More than half way through the album, We Are The Romans
needed a shot of pure adrenaline. In what is the climax of the album, “Saint Matthew Returns to the Womb” has an unspeakable feeling about it. The song practically defines metalcore (in an album that is the start of metalcore, as we know it, perhaps). A song that combines classic elements of brutal metal and what can be considered “fun” hardcore. It is a true staple strong in the short lifespan of Botch. Finally, in what maybe be considered the song that may have predicted Botch’s downfall, “Man The Ramparts.” Surely, one can look at the album in the eyes of America’s downfall, but ironically, Botch may have fell first. Think about it this way, it was their last full length without conflicts of the direction the band was going. It is a song about preparing for what is ahead, because it will soon be a collapse, but not without a last stand.
We’ll man the ramparts
With arrows ready
With our flags up
We are the Romans
The song can almost be related to a battle. It starts as it were trudging along to the beat of a war drum with off time guitar and bass. It then starts the battle with a brutal scream and fiery fierceness to it. As it continues, it slowly disassembles and then regains composure into the previous intensity. The song dies down, with every beat and it begins to fade into a choir hymn saying We are the Romans
as almost collecting forces to join for one last hurrah. Eight minutes and thirty now elapse, the quintessential loudest section of the entire song ERUPTS. Precise drumming and abrasive chords carry on until the final hits of the instruments and the last screech and it everything stops.
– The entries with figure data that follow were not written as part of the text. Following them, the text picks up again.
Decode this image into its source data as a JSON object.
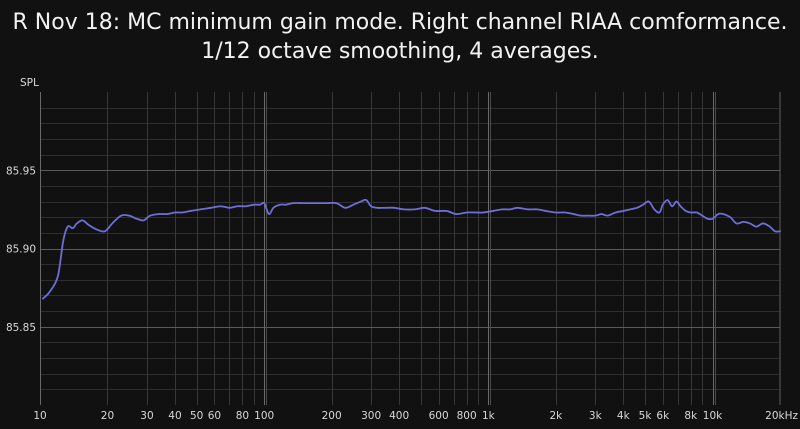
{
  "chart_data": {
    "type": "line",
    "title": [
      "R Nov 18: MC minimum gain mode. Right channel RIAA comformance.",
      "1/12 octave smoothing, 4 averages."
    ],
    "ylabel": "SPL",
    "xlabel": "",
    "xscale": "log",
    "xlim": [
      10,
      20000
    ],
    "ylim": [
      85.8,
      86.0
    ],
    "grid": true,
    "line_color": "#6e6ed6",
    "x_ticks": [
      {
        "value": 10,
        "label": "10"
      },
      {
        "value": 20,
        "label": "20"
      },
      {
        "value": 30,
        "label": "30"
      },
      {
        "value": 40,
        "label": "40"
      },
      {
        "value": 50,
        "label": "50"
      },
      {
        "value": 60,
        "label": "60"
      },
      {
        "value": 80,
        "label": "80"
      },
      {
        "value": 100,
        "label": "100"
      },
      {
        "value": 200,
        "label": "200"
      },
      {
        "value": 300,
        "label": "300"
      },
      {
        "value": 400,
        "label": "400"
      },
      {
        "value": 600,
        "label": "600"
      },
      {
        "value": 800,
        "label": "800"
      },
      {
        "value": 1000,
        "label": "1k"
      },
      {
        "value": 2000,
        "label": "2k"
      },
      {
        "value": 3000,
        "label": "3k"
      },
      {
        "value": 4000,
        "label": "4k"
      },
      {
        "value": 5000,
        "label": "5k"
      },
      {
        "value": 6000,
        "label": "6k"
      },
      {
        "value": 8000,
        "label": "8k"
      },
      {
        "value": 10000,
        "label": "10k"
      },
      {
        "value": 20000,
        "label": "20kHz"
      }
    ],
    "y_ticks": [
      {
        "value": 85.85,
        "label": "85.85"
      },
      {
        "value": 85.9,
        "label": "85.90"
      },
      {
        "value": 85.95,
        "label": "85.95"
      }
    ],
    "series": [
      {
        "x": [
          10.3,
          11,
          12,
          12.7,
          13.3,
          14,
          14.6,
          15.5,
          16.5,
          18,
          19.5,
          21,
          23,
          25,
          27,
          29,
          31,
          34,
          37,
          40,
          43,
          47,
          52,
          58,
          64,
          70,
          76,
          83,
          90,
          96,
          100,
          105,
          110,
          118,
          125,
          135,
          150,
          170,
          190,
          210,
          230,
          250,
          270,
          285,
          300,
          320,
          350,
          380,
          420,
          470,
          520,
          580,
          650,
          720,
          800,
          880,
          950,
          1050,
          1150,
          1250,
          1350,
          1500,
          1650,
          1800,
          2000,
          2200,
          2400,
          2600,
          2800,
          3000,
          3200,
          3400,
          3700,
          4000,
          4300,
          4600,
          4900,
          5200,
          5500,
          5800,
          6000,
          6300,
          6600,
          6900,
          7200,
          7600,
          8000,
          8500,
          9000,
          9500,
          10000,
          10600,
          11200,
          12000,
          12800,
          13700,
          14700,
          15700,
          16800,
          18000,
          19000,
          20000
        ],
        "y": [
          85.868,
          85.872,
          85.882,
          85.905,
          85.914,
          85.913,
          85.916,
          85.918,
          85.915,
          85.912,
          85.911,
          85.916,
          85.921,
          85.921,
          85.919,
          85.918,
          85.921,
          85.922,
          85.922,
          85.923,
          85.923,
          85.924,
          85.925,
          85.926,
          85.927,
          85.926,
          85.927,
          85.927,
          85.928,
          85.928,
          85.929,
          85.922,
          85.926,
          85.928,
          85.928,
          85.929,
          85.929,
          85.929,
          85.929,
          85.929,
          85.926,
          85.928,
          85.93,
          85.931,
          85.927,
          85.926,
          85.926,
          85.926,
          85.925,
          85.925,
          85.926,
          85.924,
          85.924,
          85.922,
          85.923,
          85.923,
          85.923,
          85.924,
          85.925,
          85.925,
          85.926,
          85.925,
          85.925,
          85.924,
          85.923,
          85.923,
          85.922,
          85.921,
          85.921,
          85.921,
          85.922,
          85.921,
          85.923,
          85.924,
          85.925,
          85.926,
          85.928,
          85.93,
          85.925,
          85.923,
          85.928,
          85.931,
          85.927,
          85.93,
          85.927,
          85.924,
          85.923,
          85.923,
          85.921,
          85.919,
          85.919,
          85.922,
          85.922,
          85.92,
          85.916,
          85.917,
          85.916,
          85.914,
          85.916,
          85.914,
          85.911,
          85.911
        ]
      }
    ]
  }
}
It is over. The piercing screaming, the rhythmically brilliant drumming, the coarse sound of the bass, and the memorable guitar riffs are no longer. While “I Wanna Be A Sex Symbol On My Own Terms” is the only track that I feel was a grave disappointment, they produced an unbelievably solid record. We are the Romans
was a completely original album in its own regard and left a legacy behind. They made the music that was out there more interesting and complex. Botch created a fusion that was perfected with this release. I am glad one thing will never change, no matter what year it is next; I can still listen to this album.